Onun orman fobisini yenmesi gerekiyordu. Aiden'a hemen geri döneceğimi söyledim ve elli metre kadar uzaklaştım. Uzaktan onu izliyordum. Sürekli etrafına bakıyordu.

En sonunda kızlar, kamp bölgesine gelmişlerdi. Bir terslik var gibi görünüyordu. O kadar yüksek sesle konuşuyorlardı ki saklandığım yerden ne dediklerini duyabiliyordum. Az da olsa yani.

"Murphy nerede, ona söylemem gereken birşey var." dedi ablam elli metre ötedeki kamp bölgesinden.

Doğrulup elimi kaldırdım, tam onlara seslenecektim ki omuzlarımdan birşey beni tuttu ve yere doğru çekti. Boğuşmaya başladığımda karşımdakinin bir yürüyen olduğunu ve kanlı salyasının üstümde gezindiğini hissettim. Üstümde onu öldürecek hiçbir şey yoktu. Ardından üstümde olan yürüyenin üstüne bir yürüyen daha binmişti. Kollarım gittikçe güçsüzleşiyordu. Birkaç dakika boğuşmadan sonra üstümdeki yürüyenin bir polis olduğunu fark ettim. Gözlerimi onun beline doğru yönelttim. Kemerinde bir silah vardı.

Silahı almak için elimi uzattım ve dolu olması için dua ettim. Üstümdeki yürüyenlere doğrultup tetiği çektikten sonra ikiside ölmüştü. Biraz oracıkta dinlenmek istiyordum ancak silah sesini duyan Aiden, Mia ve Jessica hemen yanıma doğru gelmişlerdi. Bana anlamsızca bakıyorlardı.

"Bunun hakkında bir açıklama yapmayacağım." dedim ve polisin üstünü aradım. Üstünden iki dokuz milimetre tabanca şarjörü ve bir de el bombası çıkmıştı. Diğerinin üstünü aramaya başladım, üstünden sadece şeffaf bir paketin içinde biraz uyuşturucu çıktı.

"Bu günlerde buna kimsenin ihtiyacı yok sanırım." dedi Mia. "Kamp yerine dönelim."

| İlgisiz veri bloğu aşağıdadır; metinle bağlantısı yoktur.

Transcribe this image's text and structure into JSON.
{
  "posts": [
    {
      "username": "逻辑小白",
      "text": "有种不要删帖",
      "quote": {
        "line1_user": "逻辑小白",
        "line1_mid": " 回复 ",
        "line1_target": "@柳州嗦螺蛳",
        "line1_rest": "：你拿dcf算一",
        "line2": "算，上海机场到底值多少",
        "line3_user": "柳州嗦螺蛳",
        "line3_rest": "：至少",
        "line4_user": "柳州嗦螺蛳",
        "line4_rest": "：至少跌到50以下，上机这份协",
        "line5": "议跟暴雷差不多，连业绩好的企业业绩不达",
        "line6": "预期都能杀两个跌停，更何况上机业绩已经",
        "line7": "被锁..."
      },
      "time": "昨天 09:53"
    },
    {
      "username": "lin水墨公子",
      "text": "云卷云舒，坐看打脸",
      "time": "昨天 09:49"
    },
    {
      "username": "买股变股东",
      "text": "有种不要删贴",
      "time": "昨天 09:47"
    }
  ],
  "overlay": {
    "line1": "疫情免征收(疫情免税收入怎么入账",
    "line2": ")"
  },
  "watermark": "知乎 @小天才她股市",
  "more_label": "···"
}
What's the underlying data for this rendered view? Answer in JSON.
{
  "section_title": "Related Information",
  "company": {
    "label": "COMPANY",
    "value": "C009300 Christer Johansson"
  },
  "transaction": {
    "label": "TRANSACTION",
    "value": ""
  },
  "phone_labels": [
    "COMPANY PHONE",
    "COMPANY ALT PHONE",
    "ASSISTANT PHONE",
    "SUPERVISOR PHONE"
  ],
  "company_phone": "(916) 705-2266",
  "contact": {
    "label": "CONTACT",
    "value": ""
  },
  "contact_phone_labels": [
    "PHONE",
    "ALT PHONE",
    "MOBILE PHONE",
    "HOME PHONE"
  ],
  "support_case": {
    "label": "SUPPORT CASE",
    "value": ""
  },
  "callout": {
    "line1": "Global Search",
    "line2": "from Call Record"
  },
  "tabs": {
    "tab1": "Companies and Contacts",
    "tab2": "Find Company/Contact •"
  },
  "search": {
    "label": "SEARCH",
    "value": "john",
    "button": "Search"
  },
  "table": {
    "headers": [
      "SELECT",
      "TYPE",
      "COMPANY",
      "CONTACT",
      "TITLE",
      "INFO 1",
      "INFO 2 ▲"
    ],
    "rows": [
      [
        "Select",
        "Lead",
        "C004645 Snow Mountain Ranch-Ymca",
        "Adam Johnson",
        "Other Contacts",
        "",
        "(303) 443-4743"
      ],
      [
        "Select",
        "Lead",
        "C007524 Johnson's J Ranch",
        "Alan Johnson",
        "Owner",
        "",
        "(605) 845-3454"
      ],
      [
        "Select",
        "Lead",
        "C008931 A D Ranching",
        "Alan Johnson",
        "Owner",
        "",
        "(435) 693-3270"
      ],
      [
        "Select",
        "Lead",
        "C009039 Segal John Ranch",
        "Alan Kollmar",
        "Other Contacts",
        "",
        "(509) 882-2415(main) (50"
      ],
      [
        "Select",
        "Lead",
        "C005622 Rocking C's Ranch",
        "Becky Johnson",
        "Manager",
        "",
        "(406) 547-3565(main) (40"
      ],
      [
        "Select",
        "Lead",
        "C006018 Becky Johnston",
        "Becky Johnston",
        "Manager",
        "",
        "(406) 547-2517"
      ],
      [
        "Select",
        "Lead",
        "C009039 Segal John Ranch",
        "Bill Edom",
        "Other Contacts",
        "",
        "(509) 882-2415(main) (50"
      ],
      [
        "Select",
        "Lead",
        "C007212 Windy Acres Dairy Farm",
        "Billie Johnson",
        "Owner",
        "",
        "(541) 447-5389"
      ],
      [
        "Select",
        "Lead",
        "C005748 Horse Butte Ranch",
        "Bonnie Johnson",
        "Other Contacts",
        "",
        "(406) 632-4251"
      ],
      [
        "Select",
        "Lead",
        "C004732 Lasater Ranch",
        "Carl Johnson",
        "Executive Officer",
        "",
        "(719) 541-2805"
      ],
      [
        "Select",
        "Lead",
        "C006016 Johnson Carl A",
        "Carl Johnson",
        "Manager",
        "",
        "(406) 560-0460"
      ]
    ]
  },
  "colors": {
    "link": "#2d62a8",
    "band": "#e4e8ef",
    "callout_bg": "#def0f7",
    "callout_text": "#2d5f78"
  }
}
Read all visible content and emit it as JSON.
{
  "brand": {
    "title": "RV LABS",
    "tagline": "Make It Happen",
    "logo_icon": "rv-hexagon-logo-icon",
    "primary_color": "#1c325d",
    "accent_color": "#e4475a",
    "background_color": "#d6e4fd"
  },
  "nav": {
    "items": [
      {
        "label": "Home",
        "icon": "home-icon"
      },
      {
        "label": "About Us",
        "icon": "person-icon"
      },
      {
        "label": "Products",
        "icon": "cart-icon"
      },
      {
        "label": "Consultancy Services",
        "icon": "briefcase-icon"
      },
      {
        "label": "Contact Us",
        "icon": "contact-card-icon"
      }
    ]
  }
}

Kamp yerine kendimizden emin adımlarla döndük ve konuşmaya başladım;

"Sese gelicektirler. Burada kalamayız." dedim. "Sürekli bizi takip ettiklerini sanmamızın nedeni bu. Jessica sen, bağırarak konuştuğun için yürüyenler buraya doğru geldiler. Ve silah seslerinin, onları ne kadar buraya çekebileceğini hepimiz tahmin ediyoruz, değil mi?"

"Haklısın, Murph." dedi ablam. "Toplanın gidiyoruz."

"Ama nereye?" dedi Aiden. "Kafanda bir rota var mı?"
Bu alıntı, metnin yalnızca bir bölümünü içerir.